Internal tension arises when an IT department, with a backlog of requests, does not fulfill the accountant’s needs. “When it takes three months for a programmer to get there, the guys in accounting don’t wait for IT. They have the admin manually import data to Excel day after day. This is both time-consuming and error-prone,” Jelen said. “For less than the cost of doing it manually, in four to eight hours I can automate it with Excel VBA.” Jelen spent 3 years in IT and 10 years in accounting and finance. “I’ve lived both sides. I know why the programmers are under pressure and I’ve seen the results in accounting. I know how bad code complicates your job. A single shortcut by IT might mean a few extra mouse clicks for the accountant. If the accountant is posting 180 journal entries a month, those 32,400 extra mouse clicks over the five-year life of the program adds 45 hours of work for the accountant. My mantra is to write programs to save time for the client.”
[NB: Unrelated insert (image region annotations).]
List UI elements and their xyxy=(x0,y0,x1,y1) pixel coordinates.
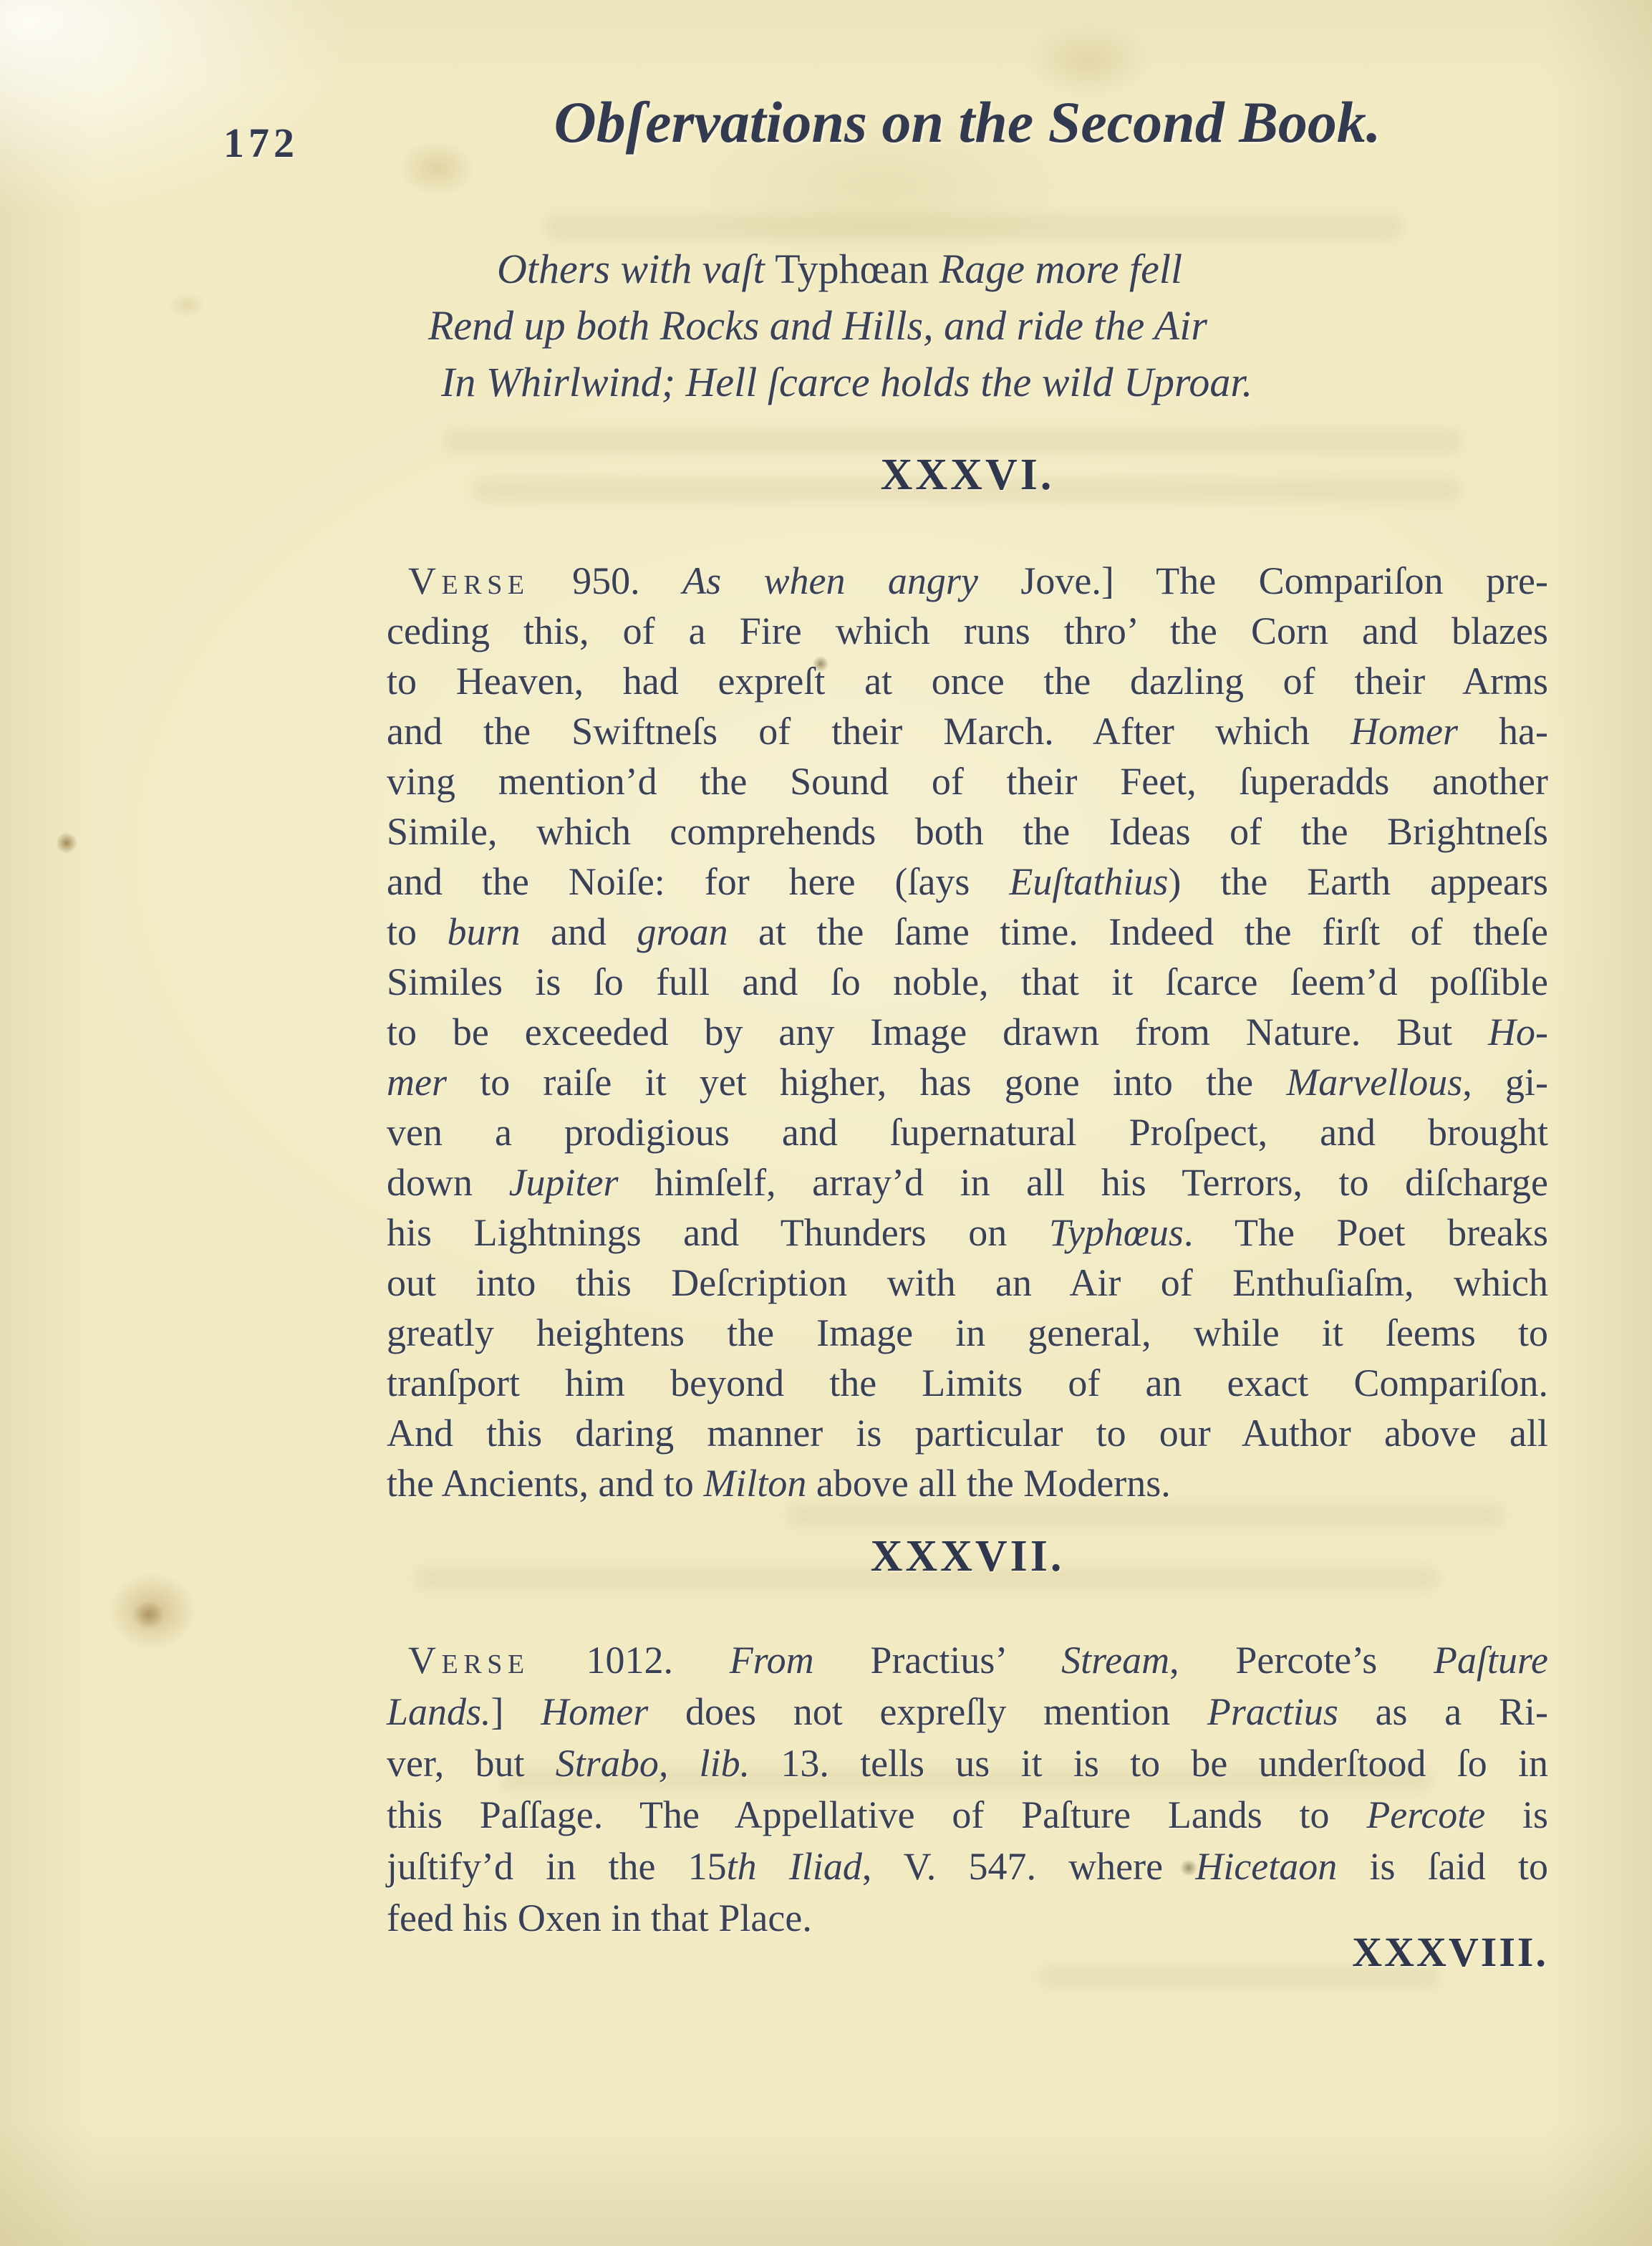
text-segment: Practius’ xyxy=(870,1639,1061,1682)
text-segment: Lands. xyxy=(387,1690,491,1733)
text-line: this Paſſage. The Appellative of Paſture… xyxy=(387,1789,1548,1841)
text-segment: is ſaid to xyxy=(1337,1845,1548,1888)
catchword: XXXVIII. xyxy=(387,1928,1548,1976)
verse-quote: Others with vaſt Typhœan Rage more fellR… xyxy=(428,241,1524,410)
text-segment: out into this Deſcription with an Air of… xyxy=(387,1261,1548,1304)
text-line: mer to raiſe it yet higher, has gone int… xyxy=(387,1057,1548,1107)
text-segment: th Iliad xyxy=(727,1845,862,1888)
text-line: out into this Deſcription with an Air of… xyxy=(387,1258,1548,1308)
text-segment: Verse xyxy=(408,559,530,602)
text-segment: to xyxy=(387,910,448,953)
text-segment: ceding this, of a Fire which runs thro’ … xyxy=(387,609,1548,652)
text-segment: as a Ri- xyxy=(1338,1690,1548,1733)
text-segment: ha- xyxy=(1458,710,1548,753)
text-segment: , V. 547. where xyxy=(862,1845,1195,1888)
text-segment: Verse xyxy=(408,1639,530,1682)
section-paragraph-xxxvi: Verse 950. As when angry Jove.] The Comp… xyxy=(387,556,1548,1508)
text-line: Simile, which comprehends both the Ideas… xyxy=(387,806,1548,857)
section-heading-xxxvii: XXXVII. xyxy=(387,1531,1548,1582)
text-segment: Percote xyxy=(1366,1793,1485,1836)
text-segment: to Heaven, had expreſt at once the dazli… xyxy=(387,660,1548,703)
running-title: Obſervations on the Second Book. xyxy=(387,89,1548,156)
text-segment: Typhœan xyxy=(775,246,939,292)
text-segment: does not expreſly mention xyxy=(648,1690,1207,1733)
page-number: 172 xyxy=(223,119,299,167)
text-segment: and the Noiſe: for here (ſays xyxy=(387,860,1009,903)
text-line: his Lightnings and Thunders on Typhœus. … xyxy=(387,1208,1548,1258)
text-line: and the Noiſe: for here (ſays Euſtathius… xyxy=(387,857,1548,907)
text-segment: tranſport him beyond the Limits of an ex… xyxy=(387,1361,1548,1404)
text-line: down Jupiter himſelf, array’d in all his… xyxy=(387,1157,1548,1208)
text-line: Others with vaſt Typhœan Rage more fell xyxy=(428,241,1524,297)
foxing-stain xyxy=(168,292,206,318)
text-segment: above all the Moderns. xyxy=(806,1462,1170,1505)
show-through-mark xyxy=(544,215,1404,239)
text-line: And this daring manner is particular to … xyxy=(387,1408,1548,1458)
text-segment: greatly heightens the Image in general, … xyxy=(387,1311,1548,1354)
text-line: ving mention’d the Sound of their Feet, … xyxy=(387,756,1548,806)
text-segment: ven a prodigious and ſupernatural Proſpe… xyxy=(387,1111,1548,1154)
text-segment: Euſtathius xyxy=(1009,860,1168,903)
text-segment: And this daring manner is particular to … xyxy=(387,1412,1548,1455)
text-segment: Marvellous xyxy=(1286,1061,1462,1104)
text-segment: . The Poet breaks xyxy=(1184,1211,1548,1254)
text-line: to burn and groan at the ſame time. Inde… xyxy=(387,907,1548,957)
section-paragraph-xxxvii: Verse 1012. From Practius’ Stream, Perco… xyxy=(387,1634,1548,1944)
text-line: juſtify’d in the 15th Iliad, V. 547. whe… xyxy=(387,1841,1548,1892)
text-segment: Stream xyxy=(1061,1639,1169,1682)
text-line: Verse 950. As when angry Jove.] The Comp… xyxy=(387,556,1548,606)
text-segment: , Percote’s xyxy=(1169,1639,1434,1682)
text-segment: Homer xyxy=(541,1690,648,1733)
text-segment: Simile, which comprehends both the Ideas… xyxy=(387,810,1548,853)
text-line: greatly heightens the Image in general, … xyxy=(387,1308,1548,1358)
book-page-scan: 172 Obſervations on the Second Book. Oth… xyxy=(0,0,1652,2246)
text-segment: to be exceeded by any Image drawn from N… xyxy=(387,1011,1488,1054)
text-segment: this Paſſage. The Appellative of Paſture… xyxy=(387,1793,1366,1836)
text-segment: 1012. xyxy=(530,1639,730,1682)
text-segment: Homer xyxy=(1351,710,1458,753)
text-segment: himſelf, array’d in all his Terrors, to … xyxy=(619,1161,1548,1204)
text-segment: burn xyxy=(448,910,521,953)
text-segment: and the Swiftneſs of their March. After … xyxy=(387,710,1351,753)
text-segment: Milton xyxy=(703,1462,806,1505)
text-segment: Strabo, lib. xyxy=(556,1742,750,1785)
text-segment: his Lightnings and Thunders on xyxy=(387,1211,1049,1254)
text-line: ven a prodigious and ſupernatural Proſpe… xyxy=(387,1107,1548,1157)
text-segment: Rend up both Rocks and Hills, and ride t… xyxy=(428,302,1207,349)
text-segment: , gi- xyxy=(1462,1061,1548,1104)
text-line: to be exceeded by any Image drawn from N… xyxy=(387,1007,1548,1057)
text-segment: Similes is ſo full and ſo noble, that it… xyxy=(387,960,1548,1003)
section-heading-xxxvi: XXXVI. xyxy=(387,450,1548,501)
text-line: Lands.] Homer does not expreſly mention … xyxy=(387,1686,1548,1737)
foxing-stain xyxy=(132,1601,165,1629)
text-segment: groan xyxy=(637,910,728,953)
text-line: tranſport him beyond the Limits of an ex… xyxy=(387,1358,1548,1408)
text-line: the Ancients, and to Milton above all th… xyxy=(387,1458,1548,1508)
text-line: Rend up both Rocks and Hills, and ride t… xyxy=(428,297,1524,354)
text-segment: As when angry xyxy=(682,559,1020,602)
text-segment: is xyxy=(1485,1793,1548,1836)
text-segment: mer xyxy=(387,1061,447,1104)
text-line: ver, but Strabo, lib. 13. tells us it is… xyxy=(387,1737,1548,1789)
text-line: Verse 1012. From Practius’ Stream, Perco… xyxy=(387,1634,1548,1686)
text-line: to Heaven, had expreſt at once the dazli… xyxy=(387,656,1548,706)
text-segment: ver, but xyxy=(387,1742,556,1785)
text-line: and the Swiftneſs of their March. After … xyxy=(387,706,1548,756)
foxing-stain xyxy=(56,832,77,854)
text-segment: Typhœus xyxy=(1049,1211,1184,1254)
text-segment: down xyxy=(387,1161,509,1204)
text-segment: ving mention’d the Sound of their Feet, … xyxy=(387,760,1548,803)
text-segment: Hicetaon xyxy=(1195,1845,1337,1888)
text-segment: From xyxy=(730,1639,871,1682)
text-segment: Jove.] The Compariſon pre- xyxy=(1020,559,1548,602)
text-segment: to raiſe it yet higher, has gone into th… xyxy=(447,1061,1286,1104)
text-segment: juſtify’d in the 15 xyxy=(387,1845,727,1888)
text-line: In Whirlwind; Hell ſcarce holds the wild… xyxy=(428,354,1524,410)
text-segment: Practius xyxy=(1207,1690,1338,1733)
text-segment: at the ſame time. Indeed the firſt of th… xyxy=(728,910,1548,953)
text-segment: Ho- xyxy=(1488,1011,1548,1054)
text-line: Similes is ſo full and ſo noble, that it… xyxy=(387,957,1548,1007)
text-segment: In Whirlwind; Hell ſcarce holds the wild… xyxy=(441,359,1252,405)
text-line: ceding this, of a Fire which runs thro’ … xyxy=(387,606,1548,656)
foxing-stain xyxy=(107,1572,197,1651)
text-segment: ] xyxy=(491,1690,541,1733)
text-segment: Paſture xyxy=(1434,1639,1548,1682)
text-segment: Others with vaſt xyxy=(497,246,775,292)
text-segment: Jupiter xyxy=(509,1161,619,1204)
text-segment: and xyxy=(521,910,637,953)
text-segment: 950. xyxy=(530,559,682,602)
text-segment: Rage more fell xyxy=(939,246,1182,292)
text-segment: ) the Earth appears xyxy=(1168,860,1548,903)
text-segment: the Ancients, and to xyxy=(387,1462,703,1505)
text-segment: 13. tells us it is to be underſtood ſo i… xyxy=(750,1742,1548,1785)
MrExcel products include a house scheduler utility, a custom plumbing quotation utility and “F&I Menu Wizard”, a proprietary program for car dealerships that dramatically streamlines the finance process. In 60 seconds, the car buyer can see all available products. A former 50-minute sales pitch now takes three minutes. The software can be purchased at: FIMenuWizard.com. The house scheduler utility makes it possible for a builder to automate and streamline the cumbersome scheduling process.

Jelen conducts usage and programming seminars and speaking engagements on Excel and the Microsoft Office suite. In addition to "Learn Excel from MrExcel", Jelen is the author of "Guerilla Data Analysis Using Microsoft Excel", "VBA & Macros for Microsoft Excel", "Pivot Table Data Crunching", "Excel for Teachers", "Power OneNote" and two CD ROMS, "2500 Excel VBA Examples" and "Excel Knowledge Base". The books can be found at Amazon.com, Barnes & Noble, Micro Center stores and at MrExcel.com. Jelen also markets an unusual line of humorous gift items for the Excel “guru” in every office: mugs, apparel, and a Excel function wall clock (each numeral is an Excel function).

Jelen and his wife, Mary Ellen, are the parents of three adopted Brazilian children. His hobbies include a fascination for drive-in movie theatres, creating player piano rolls with rock and roll tunes, and leadership in many local civic organizations.